When Adam Feinberg tried to figure out how to synthesise human tissue four years ago, his supplies were prosaic: a kitchen blender, some gelatin packets from the supermarket baking aisle, and a $2,000 3D printer.

“I had no external funding when I started, so we did it kind of on the cheap,” said Feinberg, 38, a biomedical engineer who runs a lab at Carnegie Mellon University in Pittsburgh.

In a paper published today in Science Advances, Feinberg and his colleagues describe how they eventually refined the technique to print structural replicas of the tissue of arteries, brains, and other organs out of proteins like collagen and fibrin. While the forms they created aren’t functioning organs with living cells, they could one day act as a scaffold on which to grow actual tissues.

Doctors have already used 3D printing to support an infant’s damaged windpipe, create a titanium jaw replacement, and synthesize tiny livers to test potential drug therapies. Building functioning, custom organs ready for implant is still many hurdles away. But the new research brings the futuristic promise of bespoke tissues for medical therapies another step closer to reality.

Feinberg’s fundamental advance is figuring out how to keep the soft structures created by a modified MakerBot 3D printer from collapsing under their own weight. Unlike plastic, the normal material of a 3D printer, collagen won’t hold its shape as it is being synthesised unless it has some support. 

The research team started thinking about how Jell-O molds can suspend pieces of fruit in a sugary gel. They experimented with gelatin, blending it into a slurry of fine particles. The slurry would support the structure being built, layer by layer, while still allowing the printer’s nozzle—modified with a syringe—to move freely. When the printed object is complete, it would hold together on its own, and the supporting gel could be melted away in water at body temperature.


The relative simplicity of the process means it will allow others to build on the innovation, said Tommy Angelini, a University of Florida professor whose lab recently published a similar method for engineering complex tissues.
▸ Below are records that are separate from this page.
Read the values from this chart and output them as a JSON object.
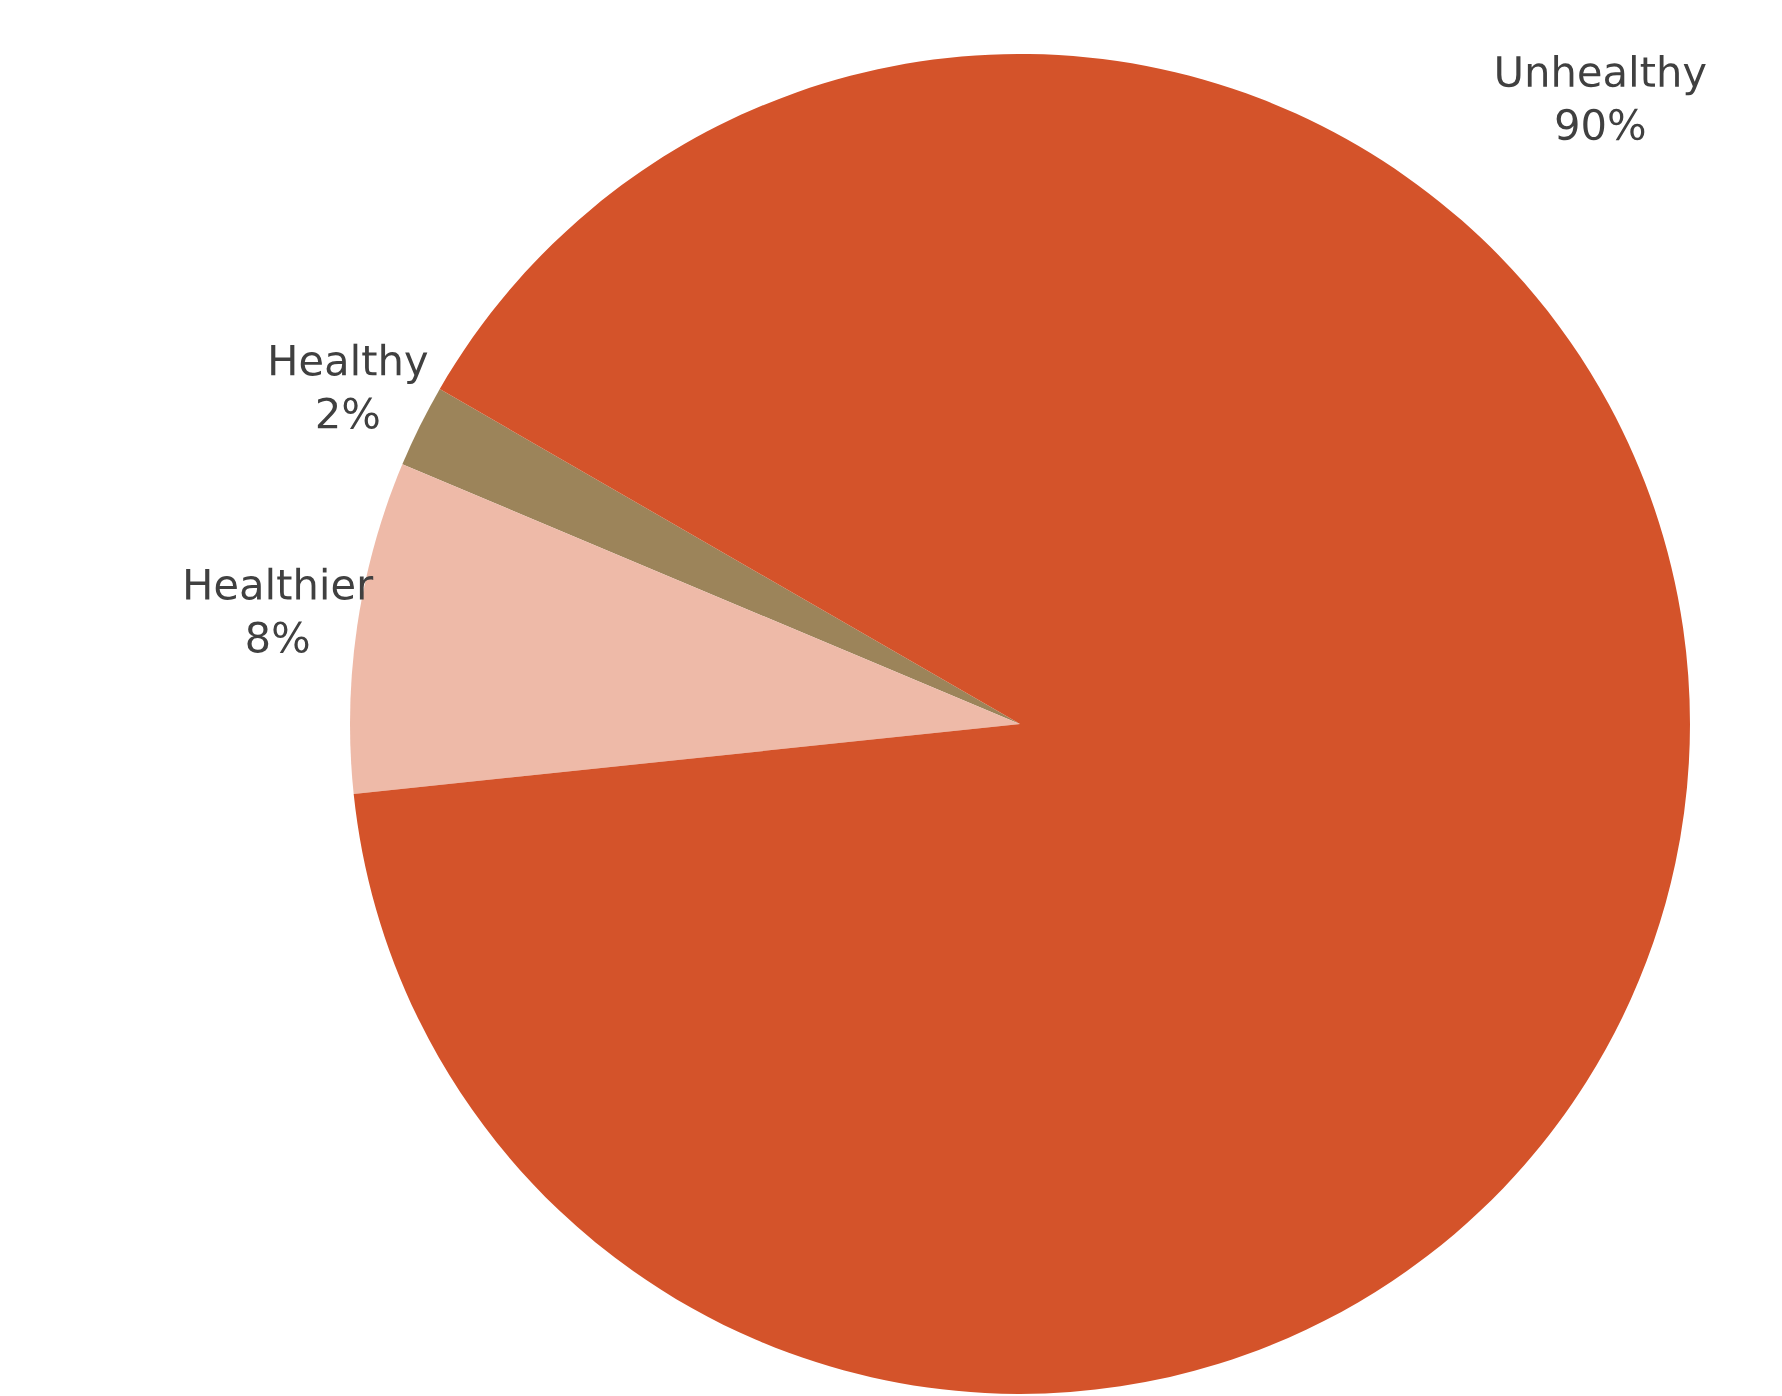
{
  "chart_data": {
    "type": "pie",
    "categories": [
      "Healthy",
      "Healthier",
      "Unhealthy"
    ],
    "values": [
      2,
      8,
      90
    ],
    "value_labels": [
      "2%",
      "8%",
      "90%"
    ],
    "colors": [
      "#9c845a",
      "#eebaa8",
      "#d4532a"
    ]
  }
}
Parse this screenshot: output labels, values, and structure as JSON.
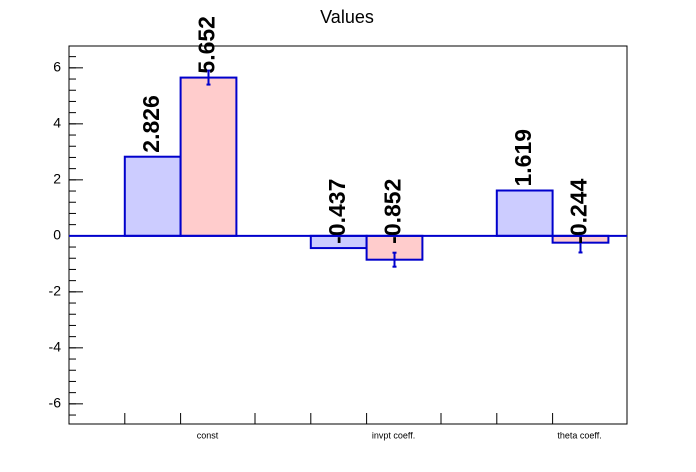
{
  "chart_data": {
    "type": "bar",
    "title": "Values",
    "categories": [
      "const",
      "invpt coeff.",
      "theta coeff."
    ],
    "series": [
      {
        "color": "#ccccff",
        "values": [
          2.826,
          -0.437,
          1.619
        ]
      },
      {
        "color": "#ffcccc",
        "values": [
          5.652,
          -0.852,
          -0.244
        ],
        "errors": [
          0.25,
          0.25,
          0.35
        ]
      }
    ],
    "ylim": [
      -6.72,
      6.78
    ],
    "yticks": [
      -6,
      -4,
      -2,
      0,
      2,
      4,
      6
    ]
  }
}
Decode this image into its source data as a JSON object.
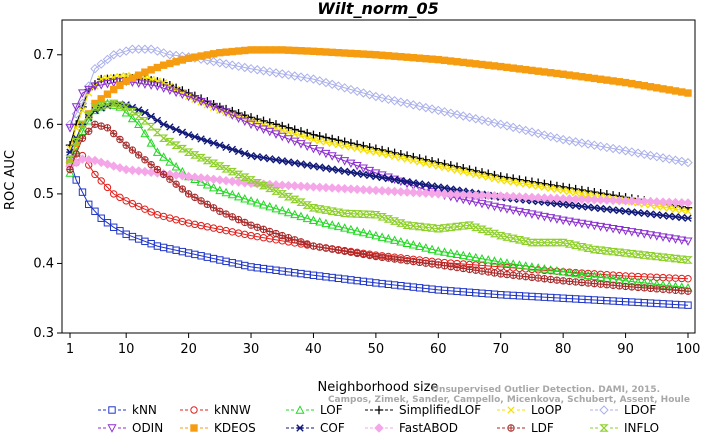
{
  "watermark": {
    "line1": "Unsupervised Outlier Detection. DAMI, 2015.",
    "line2": "Campos, Zimek, Sander, Campello, Micenkova, Schubert, Assent, Houle"
  },
  "chart_data": {
    "type": "line",
    "title": "Wilt_norm_05",
    "xlabel": "Neighborhood size",
    "ylabel": "ROC AUC",
    "xlim": [
      1,
      100
    ],
    "ylim": [
      0.3,
      0.75
    ],
    "xticks": [
      1,
      10,
      20,
      30,
      40,
      50,
      60,
      70,
      80,
      90,
      100
    ],
    "yticks": [
      0.3,
      0.4,
      0.5,
      0.6,
      0.7
    ],
    "ytick_labels": [
      "0.3",
      "0.4",
      "0.5",
      "0.6",
      "0.7"
    ],
    "grid": false,
    "legend_position": "bottom",
    "series": [
      {
        "name": "kNN",
        "color": "#1f35c8",
        "marker": "square",
        "points": [
          [
            1,
            0.548
          ],
          [
            2,
            0.52
          ],
          [
            4,
            0.485
          ],
          [
            6,
            0.465
          ],
          [
            8,
            0.452
          ],
          [
            10,
            0.442
          ],
          [
            15,
            0.425
          ],
          [
            20,
            0.415
          ],
          [
            30,
            0.395
          ],
          [
            40,
            0.383
          ],
          [
            50,
            0.372
          ],
          [
            60,
            0.362
          ],
          [
            70,
            0.355
          ],
          [
            80,
            0.35
          ],
          [
            90,
            0.345
          ],
          [
            100,
            0.34
          ]
        ]
      },
      {
        "name": "kNNW",
        "color": "#e0201c",
        "marker": "circle",
        "points": [
          [
            1,
            0.535
          ],
          [
            3,
            0.555
          ],
          [
            5,
            0.528
          ],
          [
            8,
            0.5
          ],
          [
            10,
            0.49
          ],
          [
            15,
            0.47
          ],
          [
            20,
            0.458
          ],
          [
            30,
            0.44
          ],
          [
            40,
            0.425
          ],
          [
            50,
            0.412
          ],
          [
            60,
            0.402
          ],
          [
            70,
            0.395
          ],
          [
            80,
            0.388
          ],
          [
            90,
            0.382
          ],
          [
            100,
            0.378
          ]
        ]
      },
      {
        "name": "LOF",
        "color": "#1fd81f",
        "marker": "triangle",
        "points": [
          [
            1,
            0.53
          ],
          [
            3,
            0.59
          ],
          [
            5,
            0.62
          ],
          [
            7,
            0.63
          ],
          [
            9,
            0.625
          ],
          [
            12,
            0.6
          ],
          [
            15,
            0.56
          ],
          [
            20,
            0.525
          ],
          [
            25,
            0.505
          ],
          [
            30,
            0.49
          ],
          [
            40,
            0.462
          ],
          [
            50,
            0.44
          ],
          [
            60,
            0.418
          ],
          [
            70,
            0.402
          ],
          [
            80,
            0.388
          ],
          [
            90,
            0.375
          ],
          [
            100,
            0.365
          ]
        ]
      },
      {
        "name": "SimplifiedLOF",
        "color": "#000000",
        "marker": "plus",
        "points": [
          [
            1,
            0.57
          ],
          [
            2,
            0.6
          ],
          [
            4,
            0.65
          ],
          [
            6,
            0.665
          ],
          [
            10,
            0.667
          ],
          [
            13,
            0.665
          ],
          [
            16,
            0.66
          ],
          [
            20,
            0.645
          ],
          [
            25,
            0.625
          ],
          [
            30,
            0.61
          ],
          [
            40,
            0.585
          ],
          [
            50,
            0.565
          ],
          [
            60,
            0.545
          ],
          [
            70,
            0.525
          ],
          [
            80,
            0.51
          ],
          [
            90,
            0.495
          ],
          [
            100,
            0.48
          ]
        ]
      },
      {
        "name": "LoOP",
        "color": "#f5e000",
        "marker": "x",
        "points": [
          [
            1,
            0.565
          ],
          [
            2,
            0.595
          ],
          [
            4,
            0.645
          ],
          [
            6,
            0.665
          ],
          [
            10,
            0.67
          ],
          [
            13,
            0.667
          ],
          [
            16,
            0.66
          ],
          [
            20,
            0.64
          ],
          [
            25,
            0.62
          ],
          [
            30,
            0.605
          ],
          [
            40,
            0.578
          ],
          [
            50,
            0.56
          ],
          [
            60,
            0.54
          ],
          [
            70,
            0.52
          ],
          [
            80,
            0.505
          ],
          [
            90,
            0.49
          ],
          [
            100,
            0.475
          ]
        ]
      },
      {
        "name": "LDOF",
        "color": "#aab0ec",
        "marker": "diamond",
        "points": [
          [
            1,
            0.6
          ],
          [
            3,
            0.63
          ],
          [
            5,
            0.68
          ],
          [
            8,
            0.7
          ],
          [
            11,
            0.708
          ],
          [
            14,
            0.708
          ],
          [
            17,
            0.7
          ],
          [
            20,
            0.697
          ],
          [
            30,
            0.68
          ],
          [
            40,
            0.665
          ],
          [
            50,
            0.64
          ],
          [
            60,
            0.62
          ],
          [
            70,
            0.6
          ],
          [
            80,
            0.578
          ],
          [
            90,
            0.562
          ],
          [
            100,
            0.545
          ]
        ]
      },
      {
        "name": "ODIN",
        "color": "#8b2fd0",
        "marker": "triangle-down",
        "points": [
          [
            1,
            0.595
          ],
          [
            2,
            0.625
          ],
          [
            3,
            0.645
          ],
          [
            5,
            0.655
          ],
          [
            8,
            0.66
          ],
          [
            10,
            0.662
          ],
          [
            15,
            0.655
          ],
          [
            20,
            0.64
          ],
          [
            25,
            0.622
          ],
          [
            30,
            0.6
          ],
          [
            40,
            0.565
          ],
          [
            50,
            0.53
          ],
          [
            60,
            0.5
          ],
          [
            70,
            0.48
          ],
          [
            80,
            0.462
          ],
          [
            90,
            0.447
          ],
          [
            100,
            0.432
          ]
        ]
      },
      {
        "name": "KDEOS",
        "color": "#f59c10",
        "marker": "square-filled",
        "points": [
          [
            1,
            0.545
          ],
          [
            3,
            0.6
          ],
          [
            5,
            0.63
          ],
          [
            8,
            0.65
          ],
          [
            10,
            0.662
          ],
          [
            13,
            0.675
          ],
          [
            16,
            0.685
          ],
          [
            20,
            0.695
          ],
          [
            25,
            0.703
          ],
          [
            30,
            0.707
          ],
          [
            35,
            0.707
          ],
          [
            40,
            0.705
          ],
          [
            50,
            0.7
          ],
          [
            60,
            0.693
          ],
          [
            70,
            0.683
          ],
          [
            80,
            0.672
          ],
          [
            90,
            0.66
          ],
          [
            100,
            0.645
          ]
        ]
      },
      {
        "name": "COF",
        "color": "#101878",
        "marker": "asterisk",
        "points": [
          [
            1,
            0.56
          ],
          [
            3,
            0.6
          ],
          [
            5,
            0.62
          ],
          [
            8,
            0.63
          ],
          [
            10,
            0.628
          ],
          [
            13,
            0.617
          ],
          [
            16,
            0.6
          ],
          [
            20,
            0.585
          ],
          [
            25,
            0.57
          ],
          [
            30,
            0.555
          ],
          [
            40,
            0.54
          ],
          [
            50,
            0.525
          ],
          [
            60,
            0.51
          ],
          [
            70,
            0.495
          ],
          [
            80,
            0.485
          ],
          [
            90,
            0.475
          ],
          [
            100,
            0.465
          ]
        ]
      },
      {
        "name": "FastABOD",
        "color": "#f5a6e8",
        "marker": "diamond-filled",
        "points": [
          [
            1,
            0.54
          ],
          [
            3,
            0.55
          ],
          [
            5,
            0.548
          ],
          [
            8,
            0.54
          ],
          [
            10,
            0.535
          ],
          [
            15,
            0.53
          ],
          [
            20,
            0.525
          ],
          [
            30,
            0.515
          ],
          [
            40,
            0.51
          ],
          [
            50,
            0.505
          ],
          [
            60,
            0.5
          ],
          [
            70,
            0.497
          ],
          [
            80,
            0.493
          ],
          [
            90,
            0.49
          ],
          [
            100,
            0.487
          ]
        ]
      },
      {
        "name": "LDF",
        "color": "#a82a2a",
        "marker": "circle-plus",
        "points": [
          [
            1,
            0.535
          ],
          [
            3,
            0.58
          ],
          [
            5,
            0.6
          ],
          [
            7,
            0.595
          ],
          [
            10,
            0.57
          ],
          [
            15,
            0.535
          ],
          [
            20,
            0.5
          ],
          [
            25,
            0.475
          ],
          [
            30,
            0.455
          ],
          [
            40,
            0.425
          ],
          [
            50,
            0.41
          ],
          [
            60,
            0.398
          ],
          [
            70,
            0.385
          ],
          [
            80,
            0.375
          ],
          [
            90,
            0.367
          ],
          [
            100,
            0.36
          ]
        ]
      },
      {
        "name": "INFLO",
        "color": "#8ed02a",
        "marker": "hourglass",
        "points": [
          [
            1,
            0.55
          ],
          [
            3,
            0.6
          ],
          [
            5,
            0.625
          ],
          [
            8,
            0.63
          ],
          [
            10,
            0.625
          ],
          [
            13,
            0.605
          ],
          [
            16,
            0.58
          ],
          [
            20,
            0.56
          ],
          [
            25,
            0.54
          ],
          [
            30,
            0.52
          ],
          [
            35,
            0.5
          ],
          [
            40,
            0.48
          ],
          [
            45,
            0.472
          ],
          [
            50,
            0.47
          ],
          [
            55,
            0.455
          ],
          [
            60,
            0.45
          ],
          [
            65,
            0.455
          ],
          [
            70,
            0.44
          ],
          [
            75,
            0.43
          ],
          [
            80,
            0.43
          ],
          [
            85,
            0.42
          ],
          [
            90,
            0.415
          ],
          [
            95,
            0.41
          ],
          [
            100,
            0.405
          ]
        ]
      }
    ]
  }
}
He wasn’t involved in Feinberg’s research. “It’s a very accessible, versatile method,” Angelini said.

Cooking up tissues that can be implanted into patients remains a challenge for the future. “That’s going to happen eventually, but there’s still so much fundamental science to be done,” Angelini said.

In the near term, the new method of 3D printing might let doctors test medical treatments on laboratory replicas of patients’ own body parts. Drug companies could use such models to test risky new drugs before they’re used in humans.

“Right now we have animal models—mice and rats—and we have [human] clinical trials, and not a lot in between,” Feinberg said. “You can potentially make basically a patient-specific piece of heart muscle.”

Feinberg’s research was supported by grants from the National Institutes of Health and the National Science Foundation. But the shoestring strategy he started with, hacking an off-the-shelf printer and buying some gelatin packs, still informs how his lab works. Though Carnegie Mellon has applied for a patent on the support bath, his team is releasing information on how to modify the MakerBot printer to handle biological materials under open-source licenses. He has also demonstrated the bioprinting technique at a local school, using chocolate frosting instead of collagen.

“We think it’s a lot easier to use these less expensive machines,” Feinberg said. “We can essentially modify it any way we need to make it work.”